Need an easy explanation of Dual Copy Engine.

I am in working on a proposal for setting up a CUDA Linux box for my research lab and I was hoping someone could give me a concise run down of the advantages of the dual copy engine available on the Teslas/Quadros vs. the lack thereof in the cheaper GeForce. This will be for extensive floating point calculations with the for computational chemistry.


“copy engine” refers to a DMA mechanism. DMA allows the transfer of data between host and device while a kernel is execution on the GPU. The benefit of dual copy engines, coupled with the fact that PCIe is a full duplex interconnect, is that you can build a “perfect” pipeline, where the following can happen simultaneously:

(1) Upload results from data chunk n-1 from device to host
(2) Run kernel that operates on data chunk n
(3) Download data chunk n+1 from host to device

In the ideal case, all data copies are completely overlapped by kernel execution, i.e. the transfers are “free”. With a single copy engine, steps (1) and (3) above cannot run concurrently. Note that the simultaneous upload / download of large amounts of data across PCIe can use up a significant portion of available system memory bandwidth. This shouldn’t be a problem for modern host system.
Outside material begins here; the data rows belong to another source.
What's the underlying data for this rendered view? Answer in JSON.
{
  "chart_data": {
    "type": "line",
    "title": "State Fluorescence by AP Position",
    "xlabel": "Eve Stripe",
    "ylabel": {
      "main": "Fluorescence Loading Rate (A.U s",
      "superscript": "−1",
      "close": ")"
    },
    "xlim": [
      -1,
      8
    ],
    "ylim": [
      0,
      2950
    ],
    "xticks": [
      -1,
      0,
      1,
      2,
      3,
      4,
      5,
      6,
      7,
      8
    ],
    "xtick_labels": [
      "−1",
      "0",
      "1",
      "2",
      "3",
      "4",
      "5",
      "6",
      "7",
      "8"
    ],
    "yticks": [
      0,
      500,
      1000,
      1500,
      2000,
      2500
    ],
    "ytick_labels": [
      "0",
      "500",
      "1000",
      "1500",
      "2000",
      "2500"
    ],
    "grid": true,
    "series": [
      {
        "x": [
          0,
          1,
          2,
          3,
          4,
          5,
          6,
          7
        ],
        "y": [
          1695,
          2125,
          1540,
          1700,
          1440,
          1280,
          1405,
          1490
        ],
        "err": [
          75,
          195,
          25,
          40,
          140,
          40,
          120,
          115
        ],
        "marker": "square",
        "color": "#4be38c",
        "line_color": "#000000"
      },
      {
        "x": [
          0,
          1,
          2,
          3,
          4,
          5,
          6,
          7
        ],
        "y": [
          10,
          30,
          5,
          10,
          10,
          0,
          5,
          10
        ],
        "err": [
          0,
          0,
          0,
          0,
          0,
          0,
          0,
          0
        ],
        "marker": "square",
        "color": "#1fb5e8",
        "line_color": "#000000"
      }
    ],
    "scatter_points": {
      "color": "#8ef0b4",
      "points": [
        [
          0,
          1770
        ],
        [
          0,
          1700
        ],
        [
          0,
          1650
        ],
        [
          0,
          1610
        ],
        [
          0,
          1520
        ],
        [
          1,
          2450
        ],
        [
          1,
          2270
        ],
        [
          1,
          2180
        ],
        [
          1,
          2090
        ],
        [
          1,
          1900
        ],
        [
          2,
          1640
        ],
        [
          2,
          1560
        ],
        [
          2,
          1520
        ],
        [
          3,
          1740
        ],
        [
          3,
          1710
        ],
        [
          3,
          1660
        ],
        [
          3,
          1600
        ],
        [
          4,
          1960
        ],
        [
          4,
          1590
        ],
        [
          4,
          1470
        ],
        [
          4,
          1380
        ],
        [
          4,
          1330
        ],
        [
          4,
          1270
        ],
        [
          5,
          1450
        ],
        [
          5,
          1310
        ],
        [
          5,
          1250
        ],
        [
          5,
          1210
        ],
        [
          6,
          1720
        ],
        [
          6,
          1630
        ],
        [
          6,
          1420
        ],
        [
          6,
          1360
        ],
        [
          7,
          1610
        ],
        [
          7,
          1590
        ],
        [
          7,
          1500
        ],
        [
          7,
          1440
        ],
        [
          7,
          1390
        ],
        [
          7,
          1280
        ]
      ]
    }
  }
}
You may also want to look at

Does cudaThreadSynchronize() have any effect on these copies(assuming a Tesla K20)?

In other words lets say I have a host loop which first copies memory from host to device, calls a couple kernels with cudaThreadSynchronize(), then copies back the new results to host.

How does the order of the kernels and copies affect the overlapping transfers?

Thanks, njuffa, that will hopefully put it on a level my boss can understand.